Alla vigilia di Natale, l’appello lanciato da Nino Cartabellotta, presidente della Fondazione GIMBE, ha richiamato l’attenzione sullo stato critico del Servizio Sanitario Nazionale (SSN). L’approvazione imminente della Legge di Bilancio 2025-2027, accusata di favorire la privatizzazione della sanità pubblica, ha spinto associazioni, professionisti e cittadini a mobilitarsi per difendere un diritto primario minacciato.
La mobilitazione nazionale: oltre 100 associazioni coinvolte
Lunedì 16 dicembre 2024 si è tenuto un incontro online che ha visto la partecipazione di oltre 100 associazioni nazionali e regionali. Tra i promotori dell’iniziativa figurano realtà come l’Associazione Salute Diritto Fondamentale, il Laboratorio Salute Sanità – LABOSS e la Fondazione Maratona Alzheimer. Numerosi esponenti politici, tra cui Vasco Errani, Rosy Bindi e Nerina Dirindin, hanno espresso forte preoccupazione per l’erosione dei servizi pubblici e il calo delle risorse destinate al SSN.
Il quadro allarmante delineato dall’appello
Secondo l’appello pubblicato sulla rivista “Quotidiano Sanità”, il SSN è sotto attacco. Le risorse stanziate per il personale sanitario sono insufficienti, e il Fondo Sanitario Nazionale rischia di scendere al 5,6% del PIL entro il 2030, un livello mai raggiunto prima. Nel frattempo, i cittadini sono sempre più costretti a rinunciare alle cure o a rivolgersi a servizi privati per accedere a visite specialistiche, diagnosi o assistenza residenziale.
L’Umbria in prima linea per la sanità pubblica
La regione Umbria si è già distinta per l’impegno politico sul tema. Dalla lista civica “Perugia per la Sanità Pubblica” alle Comunali, alla recente esperienza regionale con “Umbria per la Sanità Pubblica e la Pace”, il tema della difesa del SSN è stato posto al centro del dibattito elettorale. La Presidente Stefania Proietti, eletta grazie a questa mobilitazione, ha confermato il sostegno a iniziative volte al rilancio del sistema sanitario.
Durante l’incontro, Alessandro Federici ha citato l’impegno del “Comitato Orvietano per la Salute Pubblica”, che attraverso una petizione popolare ha chiesto il mantenimento e il rilancio del Distretto Sanitario di Orvieto. Anche Maurizio Del Pinto ha sottolineato il ruolo delle associazioni civiche nel contrastare la disintermediazione populista e promuovere la centralità della sanità pubblica.

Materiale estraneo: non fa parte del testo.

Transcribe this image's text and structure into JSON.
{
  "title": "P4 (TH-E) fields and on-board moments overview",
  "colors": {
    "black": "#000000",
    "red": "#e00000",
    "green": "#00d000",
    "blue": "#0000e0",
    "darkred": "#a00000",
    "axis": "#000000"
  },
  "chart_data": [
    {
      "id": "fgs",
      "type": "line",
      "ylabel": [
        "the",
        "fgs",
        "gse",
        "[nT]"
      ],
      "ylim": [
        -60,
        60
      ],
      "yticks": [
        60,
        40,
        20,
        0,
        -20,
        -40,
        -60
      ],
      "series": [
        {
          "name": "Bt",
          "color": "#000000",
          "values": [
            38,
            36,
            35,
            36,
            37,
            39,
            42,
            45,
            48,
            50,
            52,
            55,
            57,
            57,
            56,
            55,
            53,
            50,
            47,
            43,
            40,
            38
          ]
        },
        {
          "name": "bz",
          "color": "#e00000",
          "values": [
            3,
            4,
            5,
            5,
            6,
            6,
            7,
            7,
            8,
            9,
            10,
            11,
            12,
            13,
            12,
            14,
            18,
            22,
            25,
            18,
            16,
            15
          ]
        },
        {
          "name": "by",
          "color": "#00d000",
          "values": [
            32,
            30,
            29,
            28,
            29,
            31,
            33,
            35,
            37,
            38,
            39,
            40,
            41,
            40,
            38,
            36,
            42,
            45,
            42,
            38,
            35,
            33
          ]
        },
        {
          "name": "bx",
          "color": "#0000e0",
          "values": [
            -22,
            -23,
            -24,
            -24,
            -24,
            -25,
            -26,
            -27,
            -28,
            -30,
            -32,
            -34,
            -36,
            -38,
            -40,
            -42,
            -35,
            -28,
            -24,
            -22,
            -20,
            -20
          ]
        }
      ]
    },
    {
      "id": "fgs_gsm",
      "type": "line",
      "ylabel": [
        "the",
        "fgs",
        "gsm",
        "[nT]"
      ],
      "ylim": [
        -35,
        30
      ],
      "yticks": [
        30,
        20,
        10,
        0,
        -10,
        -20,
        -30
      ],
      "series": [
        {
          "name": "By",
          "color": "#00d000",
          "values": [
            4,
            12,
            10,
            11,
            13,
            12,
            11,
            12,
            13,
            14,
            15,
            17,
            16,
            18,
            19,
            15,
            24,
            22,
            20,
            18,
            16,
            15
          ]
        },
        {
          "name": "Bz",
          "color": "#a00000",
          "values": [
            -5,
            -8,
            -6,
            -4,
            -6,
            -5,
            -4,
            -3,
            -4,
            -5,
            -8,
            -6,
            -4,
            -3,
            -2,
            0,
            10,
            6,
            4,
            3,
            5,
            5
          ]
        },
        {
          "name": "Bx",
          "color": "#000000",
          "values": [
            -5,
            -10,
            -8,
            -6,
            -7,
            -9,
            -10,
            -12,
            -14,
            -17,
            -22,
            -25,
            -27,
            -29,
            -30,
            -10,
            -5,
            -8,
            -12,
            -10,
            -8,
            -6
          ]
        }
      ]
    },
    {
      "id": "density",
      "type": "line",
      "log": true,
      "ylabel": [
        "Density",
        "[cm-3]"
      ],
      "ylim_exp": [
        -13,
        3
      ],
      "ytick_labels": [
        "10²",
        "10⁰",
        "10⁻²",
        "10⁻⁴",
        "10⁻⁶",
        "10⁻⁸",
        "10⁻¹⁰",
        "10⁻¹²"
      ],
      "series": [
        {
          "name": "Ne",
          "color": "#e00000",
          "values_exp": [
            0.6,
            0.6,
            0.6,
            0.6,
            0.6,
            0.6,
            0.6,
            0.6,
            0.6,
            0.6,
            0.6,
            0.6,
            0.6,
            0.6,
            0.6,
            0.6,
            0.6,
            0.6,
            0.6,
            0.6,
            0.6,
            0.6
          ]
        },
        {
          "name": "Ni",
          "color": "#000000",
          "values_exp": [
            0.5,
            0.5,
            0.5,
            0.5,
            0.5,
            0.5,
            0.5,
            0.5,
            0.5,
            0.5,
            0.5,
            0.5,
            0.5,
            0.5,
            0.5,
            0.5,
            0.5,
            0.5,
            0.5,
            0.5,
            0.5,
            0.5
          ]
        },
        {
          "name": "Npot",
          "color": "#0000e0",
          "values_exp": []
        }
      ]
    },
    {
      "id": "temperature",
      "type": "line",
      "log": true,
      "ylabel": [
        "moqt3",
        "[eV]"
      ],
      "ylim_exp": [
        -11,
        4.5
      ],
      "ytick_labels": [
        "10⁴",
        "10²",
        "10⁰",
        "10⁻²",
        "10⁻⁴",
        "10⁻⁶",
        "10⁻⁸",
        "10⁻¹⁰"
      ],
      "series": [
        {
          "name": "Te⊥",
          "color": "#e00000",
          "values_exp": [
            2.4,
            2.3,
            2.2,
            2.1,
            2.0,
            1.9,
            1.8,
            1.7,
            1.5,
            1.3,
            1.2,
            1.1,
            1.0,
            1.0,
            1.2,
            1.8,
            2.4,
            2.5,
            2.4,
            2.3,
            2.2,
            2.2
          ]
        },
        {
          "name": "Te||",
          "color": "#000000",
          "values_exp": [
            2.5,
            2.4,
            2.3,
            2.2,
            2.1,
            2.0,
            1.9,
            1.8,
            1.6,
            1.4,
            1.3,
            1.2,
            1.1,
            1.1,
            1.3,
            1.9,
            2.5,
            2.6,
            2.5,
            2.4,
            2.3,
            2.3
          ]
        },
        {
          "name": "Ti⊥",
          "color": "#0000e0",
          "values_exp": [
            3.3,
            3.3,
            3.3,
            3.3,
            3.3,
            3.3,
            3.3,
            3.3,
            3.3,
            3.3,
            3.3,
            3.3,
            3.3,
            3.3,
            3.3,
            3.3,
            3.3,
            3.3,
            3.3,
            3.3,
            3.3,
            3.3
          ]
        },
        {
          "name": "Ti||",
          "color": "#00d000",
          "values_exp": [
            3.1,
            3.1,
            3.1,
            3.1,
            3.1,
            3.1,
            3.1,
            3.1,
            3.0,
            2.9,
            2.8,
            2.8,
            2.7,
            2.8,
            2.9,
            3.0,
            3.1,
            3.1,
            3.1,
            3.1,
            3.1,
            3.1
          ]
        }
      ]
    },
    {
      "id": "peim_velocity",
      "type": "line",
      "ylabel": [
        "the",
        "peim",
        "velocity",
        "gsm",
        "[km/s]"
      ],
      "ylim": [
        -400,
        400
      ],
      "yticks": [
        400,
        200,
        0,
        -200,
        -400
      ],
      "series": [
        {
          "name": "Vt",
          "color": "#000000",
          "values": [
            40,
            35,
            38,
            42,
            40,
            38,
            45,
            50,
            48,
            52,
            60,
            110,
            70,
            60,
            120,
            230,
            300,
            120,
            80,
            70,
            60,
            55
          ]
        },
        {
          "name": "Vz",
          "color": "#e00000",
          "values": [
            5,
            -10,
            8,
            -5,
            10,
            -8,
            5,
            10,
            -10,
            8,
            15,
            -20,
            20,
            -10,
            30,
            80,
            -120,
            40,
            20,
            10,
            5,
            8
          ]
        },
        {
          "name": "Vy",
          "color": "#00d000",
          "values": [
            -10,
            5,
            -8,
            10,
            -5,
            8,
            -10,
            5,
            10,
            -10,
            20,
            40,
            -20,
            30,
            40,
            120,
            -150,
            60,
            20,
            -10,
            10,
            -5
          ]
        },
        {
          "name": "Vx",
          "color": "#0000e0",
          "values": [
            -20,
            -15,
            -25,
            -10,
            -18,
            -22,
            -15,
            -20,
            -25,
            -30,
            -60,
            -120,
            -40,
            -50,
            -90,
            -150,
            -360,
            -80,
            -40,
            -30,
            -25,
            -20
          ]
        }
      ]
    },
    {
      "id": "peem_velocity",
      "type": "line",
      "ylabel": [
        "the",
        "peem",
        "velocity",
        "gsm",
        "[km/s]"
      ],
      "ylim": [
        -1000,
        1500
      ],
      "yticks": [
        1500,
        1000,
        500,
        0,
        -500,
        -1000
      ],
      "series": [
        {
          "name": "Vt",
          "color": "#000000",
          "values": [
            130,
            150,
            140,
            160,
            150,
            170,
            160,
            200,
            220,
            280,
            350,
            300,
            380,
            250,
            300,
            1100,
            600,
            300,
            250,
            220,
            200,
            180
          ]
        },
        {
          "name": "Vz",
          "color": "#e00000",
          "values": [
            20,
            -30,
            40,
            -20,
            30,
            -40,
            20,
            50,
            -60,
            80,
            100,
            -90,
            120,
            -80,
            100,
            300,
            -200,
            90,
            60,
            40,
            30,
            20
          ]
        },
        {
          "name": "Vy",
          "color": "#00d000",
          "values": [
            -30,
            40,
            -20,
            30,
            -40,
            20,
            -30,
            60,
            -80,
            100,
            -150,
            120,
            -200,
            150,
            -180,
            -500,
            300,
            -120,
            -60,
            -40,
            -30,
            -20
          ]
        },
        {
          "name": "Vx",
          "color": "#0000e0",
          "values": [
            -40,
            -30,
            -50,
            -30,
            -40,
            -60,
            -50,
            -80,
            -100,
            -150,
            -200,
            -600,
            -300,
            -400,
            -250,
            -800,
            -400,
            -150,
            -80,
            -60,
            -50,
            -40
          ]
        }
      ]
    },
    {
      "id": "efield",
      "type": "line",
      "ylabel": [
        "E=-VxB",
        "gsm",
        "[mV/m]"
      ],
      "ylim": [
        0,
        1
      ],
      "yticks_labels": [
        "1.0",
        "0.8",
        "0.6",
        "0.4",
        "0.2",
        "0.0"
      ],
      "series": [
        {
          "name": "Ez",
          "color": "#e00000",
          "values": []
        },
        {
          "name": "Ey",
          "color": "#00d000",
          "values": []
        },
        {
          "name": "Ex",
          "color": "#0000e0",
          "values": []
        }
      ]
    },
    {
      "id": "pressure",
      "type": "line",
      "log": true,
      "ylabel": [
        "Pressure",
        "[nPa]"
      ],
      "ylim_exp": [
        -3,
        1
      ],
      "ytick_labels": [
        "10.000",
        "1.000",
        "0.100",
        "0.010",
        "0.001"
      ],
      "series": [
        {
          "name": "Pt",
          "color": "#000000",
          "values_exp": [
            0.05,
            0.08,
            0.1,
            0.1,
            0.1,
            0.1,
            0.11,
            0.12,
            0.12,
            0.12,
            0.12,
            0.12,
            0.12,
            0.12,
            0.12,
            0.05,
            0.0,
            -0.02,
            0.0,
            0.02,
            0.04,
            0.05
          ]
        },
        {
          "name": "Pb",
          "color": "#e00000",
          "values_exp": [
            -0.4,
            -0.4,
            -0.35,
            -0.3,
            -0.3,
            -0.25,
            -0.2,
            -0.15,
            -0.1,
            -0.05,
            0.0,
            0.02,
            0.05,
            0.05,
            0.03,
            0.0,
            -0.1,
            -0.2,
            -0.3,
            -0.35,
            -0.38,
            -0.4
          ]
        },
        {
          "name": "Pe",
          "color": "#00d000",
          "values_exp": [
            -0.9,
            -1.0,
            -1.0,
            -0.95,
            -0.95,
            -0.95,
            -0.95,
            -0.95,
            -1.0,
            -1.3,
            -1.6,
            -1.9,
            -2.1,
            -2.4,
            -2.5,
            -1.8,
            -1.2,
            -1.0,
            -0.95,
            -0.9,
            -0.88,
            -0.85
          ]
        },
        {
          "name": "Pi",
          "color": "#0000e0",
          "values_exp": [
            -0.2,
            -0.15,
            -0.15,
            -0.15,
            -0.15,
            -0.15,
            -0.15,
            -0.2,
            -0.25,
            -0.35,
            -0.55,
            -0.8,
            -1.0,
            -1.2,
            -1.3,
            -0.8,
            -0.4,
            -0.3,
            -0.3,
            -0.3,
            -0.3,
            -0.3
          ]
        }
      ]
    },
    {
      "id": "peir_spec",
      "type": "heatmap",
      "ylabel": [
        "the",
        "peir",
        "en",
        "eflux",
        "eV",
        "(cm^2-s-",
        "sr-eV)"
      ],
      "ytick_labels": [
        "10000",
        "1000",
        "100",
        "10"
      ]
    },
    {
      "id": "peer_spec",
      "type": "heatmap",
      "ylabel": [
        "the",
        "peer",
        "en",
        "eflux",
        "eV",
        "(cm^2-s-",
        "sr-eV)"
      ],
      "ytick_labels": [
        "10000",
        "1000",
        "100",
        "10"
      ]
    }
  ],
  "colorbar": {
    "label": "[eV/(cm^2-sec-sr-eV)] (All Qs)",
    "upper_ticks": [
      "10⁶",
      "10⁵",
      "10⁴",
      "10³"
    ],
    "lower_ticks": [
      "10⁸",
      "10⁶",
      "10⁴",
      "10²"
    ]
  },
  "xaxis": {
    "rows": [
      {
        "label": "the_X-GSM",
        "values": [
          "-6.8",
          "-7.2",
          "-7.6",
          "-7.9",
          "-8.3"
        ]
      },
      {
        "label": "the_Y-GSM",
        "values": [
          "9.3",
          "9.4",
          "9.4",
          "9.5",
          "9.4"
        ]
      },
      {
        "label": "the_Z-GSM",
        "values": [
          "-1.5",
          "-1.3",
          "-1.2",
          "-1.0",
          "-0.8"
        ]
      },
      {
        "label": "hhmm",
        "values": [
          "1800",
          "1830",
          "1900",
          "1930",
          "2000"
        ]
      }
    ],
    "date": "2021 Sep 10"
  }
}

Un primo incontro nazionale a Perugia nel 2025
L’incontro online ha rappresentato il primo passo verso la costruzione di una rete nazionale in grado di rilanciare un SSN più moderno e inclusivo. È stato proposto un incontro in presenza a Perugia nel 2025 per consolidare le alleanze tra associazioni, professionisti e istituzioni. L’obiettivo è creare una piattaforma unitaria che sfrutti competenze e innovazione per affrontare le sfide del futuro.
Una battaglia per il Welfare nazionale
La sanità pubblica non è l’unico settore in crisi. Il sistema di Welfare italiano, che comprende scuola, università, cultura e politiche sociali, sta affrontando un progressivo abbandono. Per questo, la mobilitazione per il SSN è vista come una battaglia cruciale per difendere l’intero sistema di protezione sociale.